As the problem(s) with my operating system cause my thought processes to flicker & stutter like fluorescents working with a bad ballast, I asked Sig, "Am I different? I mean, since the accident?" Because in the three years since, it feels like I've grown very distant from other people. Like, I find them fascinating. I love listening to them. But because I'm me, there isn't much common ground.
Sig held my hand, and said, "No. You're still yourself. But I think you... turned a corner.
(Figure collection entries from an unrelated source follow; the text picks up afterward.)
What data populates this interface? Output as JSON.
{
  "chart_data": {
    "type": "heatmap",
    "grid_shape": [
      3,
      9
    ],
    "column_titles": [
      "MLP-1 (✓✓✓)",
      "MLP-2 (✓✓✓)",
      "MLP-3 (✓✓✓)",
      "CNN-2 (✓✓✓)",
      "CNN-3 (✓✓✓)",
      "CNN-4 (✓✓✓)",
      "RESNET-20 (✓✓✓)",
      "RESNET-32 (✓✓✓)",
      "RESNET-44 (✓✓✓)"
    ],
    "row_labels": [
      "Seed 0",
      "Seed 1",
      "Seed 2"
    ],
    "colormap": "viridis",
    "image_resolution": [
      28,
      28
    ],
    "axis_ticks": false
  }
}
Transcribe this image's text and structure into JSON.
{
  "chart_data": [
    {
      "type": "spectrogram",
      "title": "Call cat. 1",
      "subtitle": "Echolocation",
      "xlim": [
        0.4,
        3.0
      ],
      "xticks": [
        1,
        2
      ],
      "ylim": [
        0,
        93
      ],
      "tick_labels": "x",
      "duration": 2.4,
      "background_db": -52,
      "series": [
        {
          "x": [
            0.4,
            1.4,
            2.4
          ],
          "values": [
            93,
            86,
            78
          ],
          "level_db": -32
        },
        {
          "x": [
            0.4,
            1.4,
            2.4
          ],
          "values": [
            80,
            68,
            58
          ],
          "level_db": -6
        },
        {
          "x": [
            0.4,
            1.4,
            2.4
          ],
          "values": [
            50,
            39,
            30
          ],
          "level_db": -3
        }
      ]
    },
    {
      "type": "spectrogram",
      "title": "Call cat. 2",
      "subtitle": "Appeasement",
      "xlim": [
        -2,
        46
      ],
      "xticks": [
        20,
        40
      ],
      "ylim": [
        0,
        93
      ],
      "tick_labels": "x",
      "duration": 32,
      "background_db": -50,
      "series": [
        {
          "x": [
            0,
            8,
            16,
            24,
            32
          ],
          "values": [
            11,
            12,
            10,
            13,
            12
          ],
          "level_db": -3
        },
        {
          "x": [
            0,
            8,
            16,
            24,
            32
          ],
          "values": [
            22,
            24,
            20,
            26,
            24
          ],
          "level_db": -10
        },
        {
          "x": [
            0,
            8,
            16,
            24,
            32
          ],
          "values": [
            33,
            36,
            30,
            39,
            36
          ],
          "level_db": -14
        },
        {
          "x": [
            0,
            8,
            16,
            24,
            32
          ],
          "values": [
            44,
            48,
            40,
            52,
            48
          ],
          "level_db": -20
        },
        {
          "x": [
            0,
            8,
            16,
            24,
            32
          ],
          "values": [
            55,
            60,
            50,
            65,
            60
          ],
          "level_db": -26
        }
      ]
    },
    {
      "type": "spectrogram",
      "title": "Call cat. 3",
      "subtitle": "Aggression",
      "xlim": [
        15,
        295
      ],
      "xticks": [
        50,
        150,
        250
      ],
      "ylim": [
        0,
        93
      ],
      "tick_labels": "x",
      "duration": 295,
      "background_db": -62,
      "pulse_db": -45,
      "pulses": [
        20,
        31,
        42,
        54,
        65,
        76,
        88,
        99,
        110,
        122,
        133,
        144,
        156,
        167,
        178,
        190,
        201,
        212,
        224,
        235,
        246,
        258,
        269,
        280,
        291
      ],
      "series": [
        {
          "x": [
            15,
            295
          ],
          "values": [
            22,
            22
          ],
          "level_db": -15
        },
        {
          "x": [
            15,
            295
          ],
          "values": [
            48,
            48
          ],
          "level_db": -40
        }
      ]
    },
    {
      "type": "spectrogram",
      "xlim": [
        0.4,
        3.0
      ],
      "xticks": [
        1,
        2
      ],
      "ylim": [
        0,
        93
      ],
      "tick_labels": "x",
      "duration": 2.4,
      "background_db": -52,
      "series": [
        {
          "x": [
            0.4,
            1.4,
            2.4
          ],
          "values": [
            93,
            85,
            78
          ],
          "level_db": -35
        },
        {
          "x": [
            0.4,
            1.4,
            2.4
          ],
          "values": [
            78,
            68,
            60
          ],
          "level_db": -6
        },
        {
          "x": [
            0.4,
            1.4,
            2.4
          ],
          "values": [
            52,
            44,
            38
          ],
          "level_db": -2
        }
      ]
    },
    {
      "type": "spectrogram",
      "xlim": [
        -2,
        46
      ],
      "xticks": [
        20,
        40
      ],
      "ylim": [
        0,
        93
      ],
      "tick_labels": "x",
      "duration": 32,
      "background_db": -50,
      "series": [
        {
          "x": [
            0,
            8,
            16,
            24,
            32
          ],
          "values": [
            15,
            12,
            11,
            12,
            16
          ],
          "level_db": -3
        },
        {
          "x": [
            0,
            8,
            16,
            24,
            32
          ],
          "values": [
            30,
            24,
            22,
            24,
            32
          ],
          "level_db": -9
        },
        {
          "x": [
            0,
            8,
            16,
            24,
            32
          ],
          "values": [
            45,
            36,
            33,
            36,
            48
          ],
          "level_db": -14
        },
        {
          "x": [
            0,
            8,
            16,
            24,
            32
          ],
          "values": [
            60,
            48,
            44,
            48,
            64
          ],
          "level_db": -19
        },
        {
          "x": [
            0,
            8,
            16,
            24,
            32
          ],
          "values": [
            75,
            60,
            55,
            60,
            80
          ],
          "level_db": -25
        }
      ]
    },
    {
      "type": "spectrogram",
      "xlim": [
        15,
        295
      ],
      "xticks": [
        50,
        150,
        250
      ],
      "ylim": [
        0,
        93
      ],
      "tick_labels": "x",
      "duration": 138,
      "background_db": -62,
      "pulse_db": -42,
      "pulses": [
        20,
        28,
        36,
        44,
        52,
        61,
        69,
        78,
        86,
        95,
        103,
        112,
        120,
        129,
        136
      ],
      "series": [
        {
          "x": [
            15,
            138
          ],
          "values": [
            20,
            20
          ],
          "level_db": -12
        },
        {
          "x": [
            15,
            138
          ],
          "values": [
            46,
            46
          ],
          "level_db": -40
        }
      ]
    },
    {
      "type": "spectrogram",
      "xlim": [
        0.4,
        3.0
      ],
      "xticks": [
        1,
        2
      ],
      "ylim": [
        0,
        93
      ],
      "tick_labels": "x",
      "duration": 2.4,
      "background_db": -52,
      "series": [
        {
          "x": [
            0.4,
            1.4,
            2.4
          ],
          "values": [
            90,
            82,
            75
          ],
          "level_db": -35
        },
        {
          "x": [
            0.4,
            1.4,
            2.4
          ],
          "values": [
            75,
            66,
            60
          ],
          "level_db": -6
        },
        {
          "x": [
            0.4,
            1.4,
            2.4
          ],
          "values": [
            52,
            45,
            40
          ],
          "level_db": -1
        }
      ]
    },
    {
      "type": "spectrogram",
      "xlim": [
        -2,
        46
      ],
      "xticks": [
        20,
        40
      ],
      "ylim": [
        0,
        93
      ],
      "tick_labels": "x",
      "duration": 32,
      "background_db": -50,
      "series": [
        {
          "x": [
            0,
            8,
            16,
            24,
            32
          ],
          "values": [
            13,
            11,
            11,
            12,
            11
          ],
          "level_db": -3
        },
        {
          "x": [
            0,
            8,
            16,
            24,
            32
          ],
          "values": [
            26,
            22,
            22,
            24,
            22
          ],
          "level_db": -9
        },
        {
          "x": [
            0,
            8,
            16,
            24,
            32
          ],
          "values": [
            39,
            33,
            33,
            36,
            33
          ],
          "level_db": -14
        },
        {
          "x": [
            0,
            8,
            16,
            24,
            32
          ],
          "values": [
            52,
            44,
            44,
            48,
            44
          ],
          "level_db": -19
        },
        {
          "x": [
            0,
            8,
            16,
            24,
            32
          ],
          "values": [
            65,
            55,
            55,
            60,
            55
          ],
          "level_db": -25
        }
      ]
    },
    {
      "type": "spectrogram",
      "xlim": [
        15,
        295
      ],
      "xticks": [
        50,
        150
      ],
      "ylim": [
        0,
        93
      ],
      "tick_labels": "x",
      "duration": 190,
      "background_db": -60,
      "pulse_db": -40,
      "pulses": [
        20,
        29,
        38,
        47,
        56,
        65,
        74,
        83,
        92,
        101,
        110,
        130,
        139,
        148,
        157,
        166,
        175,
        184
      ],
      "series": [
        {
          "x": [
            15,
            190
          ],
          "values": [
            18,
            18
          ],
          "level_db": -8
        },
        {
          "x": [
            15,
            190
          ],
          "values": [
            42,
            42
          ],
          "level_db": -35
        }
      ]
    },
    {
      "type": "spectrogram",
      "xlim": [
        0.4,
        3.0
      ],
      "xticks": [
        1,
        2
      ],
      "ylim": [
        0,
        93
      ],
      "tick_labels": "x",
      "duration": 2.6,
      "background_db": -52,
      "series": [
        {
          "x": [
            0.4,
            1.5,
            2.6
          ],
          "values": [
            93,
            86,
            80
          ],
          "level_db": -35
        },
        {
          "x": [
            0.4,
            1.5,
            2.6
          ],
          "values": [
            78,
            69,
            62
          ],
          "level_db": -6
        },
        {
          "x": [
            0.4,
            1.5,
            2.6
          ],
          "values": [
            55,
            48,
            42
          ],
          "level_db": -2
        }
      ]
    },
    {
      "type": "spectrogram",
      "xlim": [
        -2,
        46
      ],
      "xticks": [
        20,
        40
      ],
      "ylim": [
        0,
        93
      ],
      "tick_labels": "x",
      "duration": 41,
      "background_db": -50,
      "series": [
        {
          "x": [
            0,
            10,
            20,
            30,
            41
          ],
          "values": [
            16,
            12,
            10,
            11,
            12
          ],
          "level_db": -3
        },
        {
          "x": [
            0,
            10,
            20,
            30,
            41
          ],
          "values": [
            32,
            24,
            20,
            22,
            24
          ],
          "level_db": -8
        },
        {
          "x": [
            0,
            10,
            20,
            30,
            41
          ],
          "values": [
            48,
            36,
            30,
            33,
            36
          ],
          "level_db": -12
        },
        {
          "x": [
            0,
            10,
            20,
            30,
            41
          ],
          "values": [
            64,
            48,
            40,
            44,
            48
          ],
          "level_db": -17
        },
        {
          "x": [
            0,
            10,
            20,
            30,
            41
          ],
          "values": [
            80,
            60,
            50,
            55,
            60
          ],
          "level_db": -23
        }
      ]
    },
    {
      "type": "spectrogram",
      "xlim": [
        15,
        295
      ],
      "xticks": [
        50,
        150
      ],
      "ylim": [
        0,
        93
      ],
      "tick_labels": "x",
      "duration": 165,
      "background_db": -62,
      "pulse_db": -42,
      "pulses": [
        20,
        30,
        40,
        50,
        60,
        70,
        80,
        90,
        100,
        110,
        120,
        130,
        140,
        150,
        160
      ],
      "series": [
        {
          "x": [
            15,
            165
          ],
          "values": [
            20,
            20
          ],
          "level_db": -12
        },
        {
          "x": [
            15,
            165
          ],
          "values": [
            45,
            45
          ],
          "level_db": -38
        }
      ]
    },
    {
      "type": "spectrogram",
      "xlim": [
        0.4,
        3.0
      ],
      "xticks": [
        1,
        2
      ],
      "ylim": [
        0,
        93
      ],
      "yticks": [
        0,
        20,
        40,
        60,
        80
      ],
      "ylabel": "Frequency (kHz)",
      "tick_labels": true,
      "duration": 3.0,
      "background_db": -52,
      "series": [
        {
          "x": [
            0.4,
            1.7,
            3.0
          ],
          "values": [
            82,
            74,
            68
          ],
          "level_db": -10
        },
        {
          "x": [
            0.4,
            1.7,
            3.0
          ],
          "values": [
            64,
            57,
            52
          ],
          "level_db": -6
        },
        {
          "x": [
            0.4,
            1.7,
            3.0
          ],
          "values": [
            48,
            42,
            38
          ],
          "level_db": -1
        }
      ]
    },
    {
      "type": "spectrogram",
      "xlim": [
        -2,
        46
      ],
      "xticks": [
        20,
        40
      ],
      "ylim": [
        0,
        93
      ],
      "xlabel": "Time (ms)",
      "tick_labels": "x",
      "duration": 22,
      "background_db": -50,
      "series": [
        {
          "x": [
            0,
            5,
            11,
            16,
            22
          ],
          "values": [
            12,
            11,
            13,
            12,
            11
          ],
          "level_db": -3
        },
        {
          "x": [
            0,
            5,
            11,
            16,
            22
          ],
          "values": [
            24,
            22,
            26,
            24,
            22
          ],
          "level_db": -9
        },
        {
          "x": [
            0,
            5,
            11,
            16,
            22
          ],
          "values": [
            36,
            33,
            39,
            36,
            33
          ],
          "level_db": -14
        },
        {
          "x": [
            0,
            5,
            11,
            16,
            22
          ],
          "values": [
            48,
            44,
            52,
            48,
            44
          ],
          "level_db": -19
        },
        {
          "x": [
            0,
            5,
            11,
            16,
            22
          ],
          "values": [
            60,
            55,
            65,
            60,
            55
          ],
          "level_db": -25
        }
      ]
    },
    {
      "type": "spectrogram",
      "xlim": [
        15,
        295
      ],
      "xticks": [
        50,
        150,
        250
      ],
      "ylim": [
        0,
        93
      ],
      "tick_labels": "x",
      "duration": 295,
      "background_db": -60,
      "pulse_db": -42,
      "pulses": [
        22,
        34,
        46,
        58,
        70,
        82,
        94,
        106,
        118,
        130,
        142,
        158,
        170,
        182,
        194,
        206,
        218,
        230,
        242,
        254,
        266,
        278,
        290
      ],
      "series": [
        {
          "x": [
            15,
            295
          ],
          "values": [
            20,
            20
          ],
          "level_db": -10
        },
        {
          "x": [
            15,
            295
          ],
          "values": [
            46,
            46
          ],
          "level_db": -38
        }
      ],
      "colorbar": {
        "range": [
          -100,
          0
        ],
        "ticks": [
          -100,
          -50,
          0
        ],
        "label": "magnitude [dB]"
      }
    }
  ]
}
Like you found a reason to live? Not like you didn't have one before. But times were difficult..." Which is an understatement. The last few years have been a strain. I should probably have a shrink. But I don't. I have this little box I type on, and this window on a diminished & darkening internet.
Anyway. After a bit, the sob-shits stopped, and I went to sleep for a little. Had some dreams. Had crying jag #3. Then woke at 4am, as usual, to the solitude of another day grinding at a physically exhausting job I do not like nor have any interest in, amongst people I don't relate to, speaking as little as may be managed. Maybe before work I'll make a stop at the Wind Phone.
There's a li'l red british phone box in the middle of a field, a few blocks from my workplace. Like I told Sig last night, I've stopped there twice before. Once, to apologize to my grandparents for not being there when they passed away. They were old, I had been hospitalized anyway, and covid was a brush fire in a parched landscape. I didn't know they were dying. It's hard to not feel guilty.
The second stop at the Evanston Wind Phone-- do you even know what a Wind Phone is? I didn't, but my husband did --I dialed Sam, an old friend from the Auburn years. I called him to say sorry for re-purposing his death in one of my books. The guy in my book bore little resemblance, but I knew what I had done, so: I apologized for the possible disrespect. And for not knowing him better.
Dunno. Maybe those talks helped. Certainly seems more helpful than keeping a dream journal.